Primary and secondary purposes: just not getting the difference.

John Gruber provides an analysis and comparison of recent memos from Steve Jobs and Steve Ballmer. He’s mainly interested in the style of the memos, but I noticed something revealing in an except he provides from Ballmer’s.

In discussing Google, Ballmer makes the following statement:

We continue to compete with Google on two fronts — in the enterprise, where we lead; and in search, where we trail. In search, our technology has come a long way in a very short time and it’s an area where we’ll continue to invest to be a market leader. Why? Because search is the key to unlocking the enormous market opportunities in advertising, and it is an area that is ripe for innovation.

[Emphasis mine] No. Search is about search. As in, searching for information. That is the first and foremost purpose of a search engine, and it is why users use them. Users do not turn to Google – or any other site – to be served ads.

That is something that Google understood from the start, and that Microsoft – and a host of other companies – simply do not get.

Google does offer ads on its search pages (and in other services, such as Gmail). They are simple textual ads, though. They do not affect the speed with which the page loads, or distract from the primary purpose of the page. They can be easily ignored while the user does what he or she visited the page to do.

Other companies, however, regard content as secondary to advertising. It is noteworthy that, on many pages all over the internet, the ads load first, followed by the content – the reason you went to the page in the first place. Sometimes, a flash ad will then pop up over the content. Even short magazine articles are divided over multiple pages: each page loads more ads.

And this problem is not just limited to the internet. Television has become a platform primarily for serving advertisements; programming is secondary (and often hidden behind an annoying animated ad).

For all its faults, Google understood that forcing users to view advertisements is not the way to attract them. The advertisers may have the big money, but it is users who have the eyeballs advertisers are seeking. Disrespecting users by treating them not as individuals, but as resources to be exploited, will only drive them away. Eventually, the eyes glaze over the ads; there are too many to keep up with, and they all disappear as noise in the background.

Customers, whether they be computer users or TV viewers, will find alternatives to ad-laden sites or channels. In online search, that alternative was Google, which displaced prior king Yahoo, which was very useful until the ads became more important than the search itself.

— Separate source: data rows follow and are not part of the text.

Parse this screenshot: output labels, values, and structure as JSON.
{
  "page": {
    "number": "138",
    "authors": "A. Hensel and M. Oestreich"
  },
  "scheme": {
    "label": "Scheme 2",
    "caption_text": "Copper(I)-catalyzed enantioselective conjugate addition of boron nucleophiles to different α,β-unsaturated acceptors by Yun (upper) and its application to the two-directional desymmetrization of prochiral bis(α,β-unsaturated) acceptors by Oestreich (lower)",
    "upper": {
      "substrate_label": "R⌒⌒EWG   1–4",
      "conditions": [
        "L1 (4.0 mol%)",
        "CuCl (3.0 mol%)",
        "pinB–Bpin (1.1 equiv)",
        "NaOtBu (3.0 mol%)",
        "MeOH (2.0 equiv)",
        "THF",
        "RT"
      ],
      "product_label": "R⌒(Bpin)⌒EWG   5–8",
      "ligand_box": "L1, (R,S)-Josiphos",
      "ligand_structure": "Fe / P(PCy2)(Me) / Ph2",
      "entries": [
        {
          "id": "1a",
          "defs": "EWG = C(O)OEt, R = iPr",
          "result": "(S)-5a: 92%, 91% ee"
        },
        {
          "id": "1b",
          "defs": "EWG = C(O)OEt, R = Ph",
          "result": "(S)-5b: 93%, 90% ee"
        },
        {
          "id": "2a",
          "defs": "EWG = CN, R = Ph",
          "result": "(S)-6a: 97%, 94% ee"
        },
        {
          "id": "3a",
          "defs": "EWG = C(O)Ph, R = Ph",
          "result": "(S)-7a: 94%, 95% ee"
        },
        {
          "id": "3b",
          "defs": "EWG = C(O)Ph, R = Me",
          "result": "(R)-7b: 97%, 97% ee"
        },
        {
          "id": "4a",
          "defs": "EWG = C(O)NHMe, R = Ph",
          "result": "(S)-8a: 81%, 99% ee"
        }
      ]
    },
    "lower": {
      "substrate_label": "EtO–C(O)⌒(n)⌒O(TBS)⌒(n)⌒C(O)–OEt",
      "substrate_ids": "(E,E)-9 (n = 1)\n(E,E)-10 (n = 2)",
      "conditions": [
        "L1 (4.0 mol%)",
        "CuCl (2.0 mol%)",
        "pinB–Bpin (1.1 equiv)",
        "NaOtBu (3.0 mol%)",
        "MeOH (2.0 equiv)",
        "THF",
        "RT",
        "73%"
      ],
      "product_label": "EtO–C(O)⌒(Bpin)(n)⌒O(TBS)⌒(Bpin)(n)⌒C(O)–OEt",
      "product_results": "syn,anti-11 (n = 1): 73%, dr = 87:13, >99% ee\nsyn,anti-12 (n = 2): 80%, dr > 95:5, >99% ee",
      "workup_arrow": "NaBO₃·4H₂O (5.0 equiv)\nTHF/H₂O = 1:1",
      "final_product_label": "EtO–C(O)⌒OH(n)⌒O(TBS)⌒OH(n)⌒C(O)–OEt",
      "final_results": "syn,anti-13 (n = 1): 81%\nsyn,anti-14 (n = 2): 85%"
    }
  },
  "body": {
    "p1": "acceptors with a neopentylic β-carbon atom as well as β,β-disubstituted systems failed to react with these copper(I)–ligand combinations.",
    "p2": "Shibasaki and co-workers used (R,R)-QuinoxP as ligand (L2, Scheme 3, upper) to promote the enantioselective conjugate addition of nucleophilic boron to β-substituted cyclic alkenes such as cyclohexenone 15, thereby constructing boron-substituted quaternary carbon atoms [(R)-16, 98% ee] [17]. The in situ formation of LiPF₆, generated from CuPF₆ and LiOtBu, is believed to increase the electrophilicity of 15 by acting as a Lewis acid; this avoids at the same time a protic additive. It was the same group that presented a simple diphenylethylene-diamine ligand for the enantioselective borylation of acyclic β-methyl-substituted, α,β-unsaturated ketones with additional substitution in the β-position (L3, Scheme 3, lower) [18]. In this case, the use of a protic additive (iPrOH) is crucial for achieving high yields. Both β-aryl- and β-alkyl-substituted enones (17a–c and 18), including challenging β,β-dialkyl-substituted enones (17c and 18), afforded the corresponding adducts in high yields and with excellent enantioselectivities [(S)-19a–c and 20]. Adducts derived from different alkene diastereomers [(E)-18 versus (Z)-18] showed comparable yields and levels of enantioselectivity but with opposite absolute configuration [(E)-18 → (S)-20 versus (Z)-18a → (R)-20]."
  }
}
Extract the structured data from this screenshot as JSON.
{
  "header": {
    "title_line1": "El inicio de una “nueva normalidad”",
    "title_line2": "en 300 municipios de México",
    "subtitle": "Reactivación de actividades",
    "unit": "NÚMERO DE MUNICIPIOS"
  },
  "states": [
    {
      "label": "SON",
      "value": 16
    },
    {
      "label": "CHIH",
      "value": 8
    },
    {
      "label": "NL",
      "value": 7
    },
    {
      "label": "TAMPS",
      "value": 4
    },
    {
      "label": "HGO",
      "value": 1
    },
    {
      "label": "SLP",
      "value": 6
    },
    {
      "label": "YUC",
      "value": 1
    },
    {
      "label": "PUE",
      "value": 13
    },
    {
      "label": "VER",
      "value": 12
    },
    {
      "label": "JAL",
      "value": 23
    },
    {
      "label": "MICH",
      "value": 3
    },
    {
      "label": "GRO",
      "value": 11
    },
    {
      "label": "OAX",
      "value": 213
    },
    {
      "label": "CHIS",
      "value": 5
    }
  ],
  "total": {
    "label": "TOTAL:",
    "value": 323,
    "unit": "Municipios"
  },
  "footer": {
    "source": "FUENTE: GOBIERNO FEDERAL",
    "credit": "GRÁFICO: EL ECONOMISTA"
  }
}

In summary, Google did not get where it is because people use its services to view its ads. The ads are peripheral to the experience, and do not distract from it. If I had my way, there would be no ads at all (actually, I do have my way; thank you, AdBlock Plus and Customize Google), but I am more than willing to live with ads that treat me like a person, instead of just an itchy index finger.

Until Microsoft learns that, it will never dethrone Google. And the same goes for every company that treats content as secondary to advertising. All those advertising dollars drive the user away. You may think that’s a smart strategy in the short term, but, in a few years when you are an also-ran, you’ll realize that all the ads in the world are of no value if there is no one there to see them.

TAGS: , ,

1 comment:

Deb said...

Yay! Adblock Plus and Adblock Plus Element Helper. That one works on text ads.

I hardly ever see ads and even if I did, I wouldn't buy anything. Sometimes the product placement is overwhelming when you watch a show. Very irritating. The DVR and fast forward are my friends.

Really glad to see you back in the saddle again.